Reliability, Risk and Survival

Author : Nozer D. Singpurwalla
Publisher : Wiley
Page : 544 pages
File Size : 45,9 Mb
Release : 2019-08-19
Category : Mathematics
ISBN : 0470746270

Get Book

Reliability, Risk and Survival by Nozer D. Singpurwalla Pdf

Risk assessment and risk analysis are now firmly fixed in the biostatistician’s and engineer's lexicon. Reliability is the other key element in the mix for smooth running projects and operations. In the modern industrial era, economic factors have resulted in the construction and operation of larger and more complex process plant. Engineers are working to maximize the benefits of modern processing technology while reducing the safety risks to acceptable levels. However, each processing plant has unique problems and each must be individually assessed to identify, evaluate and control associated hazards. Statistical methods play a key role in the quantification of reliability, and since the advent of MCMC, Bayesian methods have become increasingly important. This book addresses the need for a sound introduction to the mathematical and statistical aspects of reliability analysis from a Bayesian perspective. It features many real examples, taken from the author’s vast experience, and lots of applications from reliability engineering. The author is well respected in both the statistical/Bayesian and reliability communities.
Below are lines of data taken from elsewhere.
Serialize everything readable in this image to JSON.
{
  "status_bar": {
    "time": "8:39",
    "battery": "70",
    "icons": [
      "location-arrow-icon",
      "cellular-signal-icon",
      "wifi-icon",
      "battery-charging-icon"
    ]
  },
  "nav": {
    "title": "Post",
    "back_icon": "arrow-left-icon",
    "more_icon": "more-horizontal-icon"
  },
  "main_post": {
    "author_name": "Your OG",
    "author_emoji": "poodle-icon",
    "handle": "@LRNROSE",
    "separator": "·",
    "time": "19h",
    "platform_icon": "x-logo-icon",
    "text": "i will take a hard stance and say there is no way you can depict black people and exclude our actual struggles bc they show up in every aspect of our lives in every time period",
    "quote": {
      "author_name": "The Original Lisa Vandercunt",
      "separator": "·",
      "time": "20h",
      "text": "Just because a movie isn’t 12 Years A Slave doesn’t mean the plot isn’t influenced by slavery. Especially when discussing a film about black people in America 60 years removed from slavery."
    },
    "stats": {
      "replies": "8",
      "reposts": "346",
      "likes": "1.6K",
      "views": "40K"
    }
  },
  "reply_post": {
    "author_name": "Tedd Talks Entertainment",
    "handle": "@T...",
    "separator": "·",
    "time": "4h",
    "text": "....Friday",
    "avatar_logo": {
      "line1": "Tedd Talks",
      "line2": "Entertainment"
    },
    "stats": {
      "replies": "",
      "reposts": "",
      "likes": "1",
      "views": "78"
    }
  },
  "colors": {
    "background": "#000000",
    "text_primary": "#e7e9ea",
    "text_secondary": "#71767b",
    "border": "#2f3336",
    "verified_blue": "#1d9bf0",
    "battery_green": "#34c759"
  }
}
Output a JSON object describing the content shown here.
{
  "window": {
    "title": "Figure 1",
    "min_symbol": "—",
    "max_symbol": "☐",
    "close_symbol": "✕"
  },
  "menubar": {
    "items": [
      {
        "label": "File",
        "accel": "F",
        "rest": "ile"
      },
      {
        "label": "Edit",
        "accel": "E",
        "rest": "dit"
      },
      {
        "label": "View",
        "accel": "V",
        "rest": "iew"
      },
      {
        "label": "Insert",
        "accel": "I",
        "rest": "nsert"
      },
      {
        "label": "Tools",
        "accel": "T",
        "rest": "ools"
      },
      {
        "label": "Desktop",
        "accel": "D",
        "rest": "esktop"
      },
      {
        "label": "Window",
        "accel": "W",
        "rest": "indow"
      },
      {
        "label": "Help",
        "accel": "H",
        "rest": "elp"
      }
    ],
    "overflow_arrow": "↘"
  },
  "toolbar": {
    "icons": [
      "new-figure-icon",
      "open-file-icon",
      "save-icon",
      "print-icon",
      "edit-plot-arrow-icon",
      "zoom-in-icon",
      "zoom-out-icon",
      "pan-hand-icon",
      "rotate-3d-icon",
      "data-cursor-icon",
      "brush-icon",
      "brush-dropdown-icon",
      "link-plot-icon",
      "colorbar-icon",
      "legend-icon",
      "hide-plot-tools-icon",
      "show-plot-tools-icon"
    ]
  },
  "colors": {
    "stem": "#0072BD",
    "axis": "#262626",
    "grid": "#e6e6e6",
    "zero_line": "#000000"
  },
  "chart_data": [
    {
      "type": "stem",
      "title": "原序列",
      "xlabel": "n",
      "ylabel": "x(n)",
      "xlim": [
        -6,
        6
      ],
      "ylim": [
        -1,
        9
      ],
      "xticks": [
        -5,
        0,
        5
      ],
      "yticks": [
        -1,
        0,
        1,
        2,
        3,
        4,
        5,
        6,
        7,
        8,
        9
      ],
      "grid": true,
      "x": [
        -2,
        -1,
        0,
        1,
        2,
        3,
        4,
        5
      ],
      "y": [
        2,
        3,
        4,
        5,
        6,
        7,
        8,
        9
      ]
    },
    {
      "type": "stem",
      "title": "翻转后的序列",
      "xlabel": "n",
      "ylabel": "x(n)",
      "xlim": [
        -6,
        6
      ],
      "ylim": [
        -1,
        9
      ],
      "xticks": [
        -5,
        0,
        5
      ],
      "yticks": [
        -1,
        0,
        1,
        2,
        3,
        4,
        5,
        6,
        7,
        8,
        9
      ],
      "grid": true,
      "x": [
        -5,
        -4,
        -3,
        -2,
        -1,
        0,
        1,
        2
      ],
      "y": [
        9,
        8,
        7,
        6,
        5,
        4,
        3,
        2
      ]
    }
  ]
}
Nonparametric Bayesian Inference in Biostatistics

Author : Riten Mitra,Peter Müller
Publisher : Springer
Page : 448 pages
File Size : 51,6 Mb
Release : 2015-07-25
Category : Medical
ISBN : 9783319195186

Get Book

Nonparametric Bayesian Inference in Biostatistics by Riten Mitra,Peter Müller Pdf

As chapters in this book demonstrate, BNP has important uses in clinical sciences and inference for issues like unknown partitions in genomics. Nonparametric Bayesian approaches (BNP) play an ever expanding role in biostatistical inference from use in proteomics to clinical trials. Many research problems involve an abundance of data and require flexible and complex probability models beyond the traditional parametric approaches. As this book's expert contributors show, BNP approaches can be the answer. Survival Analysis, in particular survival regression, has traditionally used BNP, but BNP's potential is now very broad. This applies to important tasks like arrangement of patients into clinically meaningful subpopulations and segmenting the genome into functionally distinct regions. This book is designed to both review and introduce application areas for BNP. While existing books provide theoretical foundations, this book connects theory to practice through engaging examples and research questions. Chapters cover: clinical trials, spatial inference, proteomics, genomics, clustering, survival analysis and ROC curve.